Wednesday 3 October 2012

DAY 191 TUESDAY OCTOBER 2 GYEONGJU

We picked a really bad time to be in Busan, but of course have to catch our ship here.  Not only are all Korean people moving around the country this week to be with their families to celebrate Chuseok, but tomorrow, October 3 is Foundation Day, another public holiday.  October 4 is the start of the Busan International Film Festival, so hotels are mostly booked out.  We needed 5 more days accommodation before October 9 and we decided to look upmarket but because we could not book on the internet (NAB cancelled our credit card)  we went to the Information Office at the Station and a helpful lady found us a room at the Busan Tourist Hotel fo $115 per night.  Quite expensive for Busan but not much  alternative.
We only had two days left on our Korail Pass so we went to the ticket office and booked seats on the 12.30 KTX to Singyeongju, returning on the 16.40.  Pretty good for a day when most trains are booked out.
We filled in time walking north of the station to explore the main street.  If you own an expensive car you may be able to park it in this building.
 An elevator shoots it up to an empty space. We saw yet another statue of ancient warriors.
The trip to Gyeongju was only 30 minutes at high speed and very comfortable.  Nobody checks tickets when you get on and off and the guard simply looks at where you are sitting to note that the seats booked on her seat plan correspond.  Very unobtrusive system.  First up when we got there was a visit to the Station toilets.  So much better than Europe where you search for them and pay one euro for a pee in dirty, croded toilets.  Here there are usually two sets in different places in the station, there are never any queues, they are new and they are free.  These are the men's wash basins:
We had to catch a taxi into the town as the KTX station was more than 5 kilometers from the sightseeing area.  There was a big park area with numerous grassy mounds which housed the tombs of early kings.  This was a World Heritage site.
We found our way to the Anopji ponds where pavilions from the 7th century had been reconstructed.
This was the first of three.
And there was (conveniently) a model under glass of the original buildings.
We also passed the first astronomy observatory in Asia from the same period.

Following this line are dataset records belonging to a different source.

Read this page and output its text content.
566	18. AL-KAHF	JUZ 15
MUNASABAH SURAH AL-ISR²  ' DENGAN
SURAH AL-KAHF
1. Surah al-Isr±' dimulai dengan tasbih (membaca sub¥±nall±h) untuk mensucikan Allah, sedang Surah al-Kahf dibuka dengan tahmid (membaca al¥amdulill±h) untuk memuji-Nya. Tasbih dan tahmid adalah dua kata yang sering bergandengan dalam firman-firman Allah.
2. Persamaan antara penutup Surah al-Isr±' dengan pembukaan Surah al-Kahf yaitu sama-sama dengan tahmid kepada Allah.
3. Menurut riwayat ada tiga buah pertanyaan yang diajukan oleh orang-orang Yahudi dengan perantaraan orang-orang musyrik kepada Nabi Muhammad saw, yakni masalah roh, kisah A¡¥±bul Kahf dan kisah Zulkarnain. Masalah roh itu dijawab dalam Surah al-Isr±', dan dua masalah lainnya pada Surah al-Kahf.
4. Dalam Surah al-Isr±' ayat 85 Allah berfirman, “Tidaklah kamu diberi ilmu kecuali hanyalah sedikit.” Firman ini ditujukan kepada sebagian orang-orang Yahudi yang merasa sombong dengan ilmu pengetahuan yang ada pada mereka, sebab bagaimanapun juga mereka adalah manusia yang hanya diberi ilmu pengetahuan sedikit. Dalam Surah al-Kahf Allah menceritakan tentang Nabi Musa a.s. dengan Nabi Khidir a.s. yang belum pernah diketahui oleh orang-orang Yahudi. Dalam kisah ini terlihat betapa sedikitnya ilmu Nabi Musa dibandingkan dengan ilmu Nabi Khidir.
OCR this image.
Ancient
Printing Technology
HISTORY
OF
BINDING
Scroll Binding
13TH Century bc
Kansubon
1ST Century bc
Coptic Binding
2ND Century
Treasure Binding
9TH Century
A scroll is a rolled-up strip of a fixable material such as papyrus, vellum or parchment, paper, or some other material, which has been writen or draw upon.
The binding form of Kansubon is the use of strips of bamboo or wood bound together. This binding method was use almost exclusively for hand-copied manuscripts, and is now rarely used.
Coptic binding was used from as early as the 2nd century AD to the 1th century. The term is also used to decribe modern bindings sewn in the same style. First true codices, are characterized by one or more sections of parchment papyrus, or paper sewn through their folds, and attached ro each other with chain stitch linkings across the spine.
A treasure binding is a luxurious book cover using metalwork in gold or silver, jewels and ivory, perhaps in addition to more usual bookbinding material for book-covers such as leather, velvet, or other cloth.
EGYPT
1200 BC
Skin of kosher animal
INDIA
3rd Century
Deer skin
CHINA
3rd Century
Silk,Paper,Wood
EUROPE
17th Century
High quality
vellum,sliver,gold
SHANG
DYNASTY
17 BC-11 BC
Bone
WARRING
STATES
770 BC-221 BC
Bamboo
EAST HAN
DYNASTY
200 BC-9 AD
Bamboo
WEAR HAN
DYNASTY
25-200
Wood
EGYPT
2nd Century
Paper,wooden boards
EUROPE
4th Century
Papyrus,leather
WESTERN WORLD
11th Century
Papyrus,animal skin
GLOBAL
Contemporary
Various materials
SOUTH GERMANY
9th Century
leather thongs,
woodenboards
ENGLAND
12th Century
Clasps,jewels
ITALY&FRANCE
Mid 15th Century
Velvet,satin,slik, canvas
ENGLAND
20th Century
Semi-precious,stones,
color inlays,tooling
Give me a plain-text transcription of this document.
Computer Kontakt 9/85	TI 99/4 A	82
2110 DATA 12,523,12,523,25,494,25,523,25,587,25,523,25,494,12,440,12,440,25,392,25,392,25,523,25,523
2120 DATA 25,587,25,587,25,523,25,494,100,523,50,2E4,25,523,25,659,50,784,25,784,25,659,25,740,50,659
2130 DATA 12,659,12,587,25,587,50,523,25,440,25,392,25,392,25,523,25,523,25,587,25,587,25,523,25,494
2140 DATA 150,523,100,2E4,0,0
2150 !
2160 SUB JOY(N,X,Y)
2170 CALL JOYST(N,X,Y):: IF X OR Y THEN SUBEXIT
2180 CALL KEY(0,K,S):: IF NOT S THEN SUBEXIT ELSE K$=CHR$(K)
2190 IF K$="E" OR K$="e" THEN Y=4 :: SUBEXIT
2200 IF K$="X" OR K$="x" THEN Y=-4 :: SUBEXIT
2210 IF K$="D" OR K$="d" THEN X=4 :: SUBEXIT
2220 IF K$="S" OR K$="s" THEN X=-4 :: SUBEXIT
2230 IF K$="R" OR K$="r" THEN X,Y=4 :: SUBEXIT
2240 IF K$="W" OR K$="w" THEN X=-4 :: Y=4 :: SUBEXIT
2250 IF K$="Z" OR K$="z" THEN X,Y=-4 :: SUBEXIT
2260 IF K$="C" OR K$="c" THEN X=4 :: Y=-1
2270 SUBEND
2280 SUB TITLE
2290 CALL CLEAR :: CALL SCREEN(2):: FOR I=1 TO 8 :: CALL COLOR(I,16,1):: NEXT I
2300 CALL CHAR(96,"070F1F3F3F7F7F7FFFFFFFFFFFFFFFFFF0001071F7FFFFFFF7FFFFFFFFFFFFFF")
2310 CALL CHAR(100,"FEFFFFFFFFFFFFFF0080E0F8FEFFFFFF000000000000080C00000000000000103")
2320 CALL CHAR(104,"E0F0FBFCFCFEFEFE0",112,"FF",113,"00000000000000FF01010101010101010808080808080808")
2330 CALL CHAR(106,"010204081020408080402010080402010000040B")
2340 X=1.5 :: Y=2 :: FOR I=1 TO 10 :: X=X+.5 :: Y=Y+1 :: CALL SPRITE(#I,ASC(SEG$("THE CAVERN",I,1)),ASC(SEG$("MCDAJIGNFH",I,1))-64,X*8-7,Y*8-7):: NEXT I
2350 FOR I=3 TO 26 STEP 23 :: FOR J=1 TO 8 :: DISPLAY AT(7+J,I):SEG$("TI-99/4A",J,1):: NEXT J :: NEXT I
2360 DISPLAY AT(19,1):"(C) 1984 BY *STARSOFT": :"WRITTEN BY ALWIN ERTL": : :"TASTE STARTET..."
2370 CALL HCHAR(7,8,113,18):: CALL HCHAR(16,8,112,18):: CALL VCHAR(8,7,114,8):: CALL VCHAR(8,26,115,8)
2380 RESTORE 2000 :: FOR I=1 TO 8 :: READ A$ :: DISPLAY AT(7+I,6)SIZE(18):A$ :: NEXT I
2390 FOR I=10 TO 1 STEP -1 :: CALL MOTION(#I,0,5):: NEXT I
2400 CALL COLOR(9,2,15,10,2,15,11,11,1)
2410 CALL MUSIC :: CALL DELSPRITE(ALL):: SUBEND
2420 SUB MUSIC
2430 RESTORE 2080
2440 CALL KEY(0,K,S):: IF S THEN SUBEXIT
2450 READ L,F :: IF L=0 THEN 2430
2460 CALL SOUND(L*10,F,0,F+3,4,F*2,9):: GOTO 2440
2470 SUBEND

The place was crowded with families flying kites and having picnics.  The traffic was terrible but the horse and carriage managed to get people through it, but the coachman was not happy with the tour buses encroaching on his parking space.
We were told at the information office at the station to catch a number 70 bus to return, so we found the bus stop and got on board at 15.30.  The driver was reluctant to agree that we could go to the station but it was on the front of his bus.  He drove the bus at breakneck speed through half the backstreets of the town and by 16.25 we were only just heading onto the freeway out of town.  Even though he was hitting 90kmh on the freeway we arrived at our destination at 16.38, with just two minutes to catch our train. Naturally the train arrived and left right on time and we climbed onto the platform 30 seconds after it started moving.  Well, we had a genuine Cook's Tour of the City anyway and along the freeway we saw large paddocks of rice growing.  We went back down to the ticket counter and asked whether we could get on the next train at 17.00. He fed our pass into the machine and printed out two new tickets (no cost).  We were back on the platform at 16.50 and presumably the guard on the train had our new booking on her seat plan when we boarded.  That is efficiency.  If Korea can do that, any other railway should be able to.  At Busan Station we found a little restaurant that served us a Korean meal for $5 each and included the usual side dishes.  Lyn enjoys the kimchi and Malcolm eats the pickled radish.